The whole analysis pipeline is defined in the _targets.R
file. Each "target" can be thought of a single unit of the analysis (e.g. loading and cleaning a dataset). The _targets.R
file is like a long to-do list of tasks that also contains interdependencies of tasks. The to-do list does not need to be in order.
To get started with the pipeline.
- In RStudio open the
build.Rproj
project file. - Run
library(targets)
to load thetargets
package
A simple interactive flow chart of the analysis can be produced using tar_visnetwork(T)
however this is not particularly easy to understand so a more advanced method is to run mermaid.R
which will produce the file mermaid.txt
the contents of this file can be pasted into https://mermaid.live/ to view the flowchart.
The whole pipeline can be run with tar_make()
or a specific target (and any precedents) with tar_make(TARGET_NAME_HERE)
.
Most of the targets in _targets.R
file look something like this:
tar_target(bounds_lsoa_GB_generalised,{
combine_lsoa_bounds(bounds_lsoa21_generalised, bounds_dz11, keep = 0.2)
}),
In this case bounds_lsoa_GB_generalised
is the name of the target. bounds_lsoa21_generalised
and bounds_dz11
are the names of pre-requisite targets used as inputs. keep = 0.2
Is a fixed variable used and an input and combine_lsoa_bounds()
is a function that takes the inputs and does the analysis. All functions can be found in the R
folder.
After running tar_make()
targets will report progress in the console about which targets have been skipped, run, and have experienced errors.
If you wish to load all the functions used by the pipeline you can run tar_source()
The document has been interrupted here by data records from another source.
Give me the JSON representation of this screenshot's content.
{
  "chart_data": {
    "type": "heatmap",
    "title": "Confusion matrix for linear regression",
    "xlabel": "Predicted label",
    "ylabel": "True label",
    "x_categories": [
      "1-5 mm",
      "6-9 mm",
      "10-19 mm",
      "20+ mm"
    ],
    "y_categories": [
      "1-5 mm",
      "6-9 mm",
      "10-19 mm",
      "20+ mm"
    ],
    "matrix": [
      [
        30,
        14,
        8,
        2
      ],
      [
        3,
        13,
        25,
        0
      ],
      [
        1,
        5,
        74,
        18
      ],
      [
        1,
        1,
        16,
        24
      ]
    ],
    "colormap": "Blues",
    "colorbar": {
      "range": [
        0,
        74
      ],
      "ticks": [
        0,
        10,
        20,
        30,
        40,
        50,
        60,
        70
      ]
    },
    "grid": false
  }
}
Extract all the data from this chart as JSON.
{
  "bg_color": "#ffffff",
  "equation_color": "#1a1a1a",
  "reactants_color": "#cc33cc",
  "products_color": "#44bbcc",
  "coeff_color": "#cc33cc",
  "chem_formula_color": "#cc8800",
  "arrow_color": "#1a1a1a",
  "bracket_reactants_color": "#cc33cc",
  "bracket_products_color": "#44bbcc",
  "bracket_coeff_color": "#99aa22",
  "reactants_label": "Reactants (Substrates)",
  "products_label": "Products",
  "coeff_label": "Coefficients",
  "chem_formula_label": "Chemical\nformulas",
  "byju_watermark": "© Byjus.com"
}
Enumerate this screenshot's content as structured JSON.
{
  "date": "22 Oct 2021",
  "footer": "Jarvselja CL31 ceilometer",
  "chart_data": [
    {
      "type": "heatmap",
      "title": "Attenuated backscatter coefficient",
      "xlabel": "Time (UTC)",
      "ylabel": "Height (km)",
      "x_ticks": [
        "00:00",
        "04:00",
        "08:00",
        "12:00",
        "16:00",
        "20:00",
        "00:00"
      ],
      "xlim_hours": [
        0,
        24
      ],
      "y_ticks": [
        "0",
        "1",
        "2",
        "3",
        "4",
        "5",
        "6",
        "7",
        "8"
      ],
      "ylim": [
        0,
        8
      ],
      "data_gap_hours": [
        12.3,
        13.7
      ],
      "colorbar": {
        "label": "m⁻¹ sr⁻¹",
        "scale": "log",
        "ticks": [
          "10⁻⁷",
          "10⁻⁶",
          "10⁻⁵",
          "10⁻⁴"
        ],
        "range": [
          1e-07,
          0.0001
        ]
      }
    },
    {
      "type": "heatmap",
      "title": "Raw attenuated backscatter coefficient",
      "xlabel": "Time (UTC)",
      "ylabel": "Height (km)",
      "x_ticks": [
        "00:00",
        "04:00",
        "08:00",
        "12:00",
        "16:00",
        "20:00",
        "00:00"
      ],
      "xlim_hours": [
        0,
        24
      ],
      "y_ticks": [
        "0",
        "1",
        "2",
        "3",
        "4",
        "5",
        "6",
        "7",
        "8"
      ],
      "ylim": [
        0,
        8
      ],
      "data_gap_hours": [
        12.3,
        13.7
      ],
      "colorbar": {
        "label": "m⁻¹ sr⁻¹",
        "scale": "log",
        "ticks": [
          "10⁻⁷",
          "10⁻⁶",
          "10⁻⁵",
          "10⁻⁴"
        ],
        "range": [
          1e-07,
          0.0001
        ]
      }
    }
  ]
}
to load all functions in the R
folder into the global environment.
The RScripts
folder is a place for self contained scripts, these may be for testing or validation and are not part of the analysis pipeline so can be safely ignored.
Within the _targets.R
file the tar_option_set
setting error = "continue"
can be defined. In this case any target that fails (e.g. because the input data is missing) will be skipped. This means that as much as possible of the analysis will be completed without the secure data.
After a target has run successfully its results can be viewed by tar_load(TARGET_NAME_HERE)
. This allows any indeterminate stage of the analysis to be loaded.
Note that some stages of the analysis include random number generation. Therefore running your own analysis may produce slightly different results from published outputs.
Final outputs are saved in the ouputdata
folder within the repo.
Outputs are mostly in four formats
- GeoJSON files of map data (used below)
- PMTiles files produced from one of more the GeoJSON files. These are the main format used for maps on the Carbon & Place website.
- Zipped folders of JSON files. These JSON files typically provide data for the popup reports in the Carbon & Place website.
- Zipped folders of bulk data. These provide data in common formats such as CSV and are intended for publication on the Data page of the Carbon & Place website.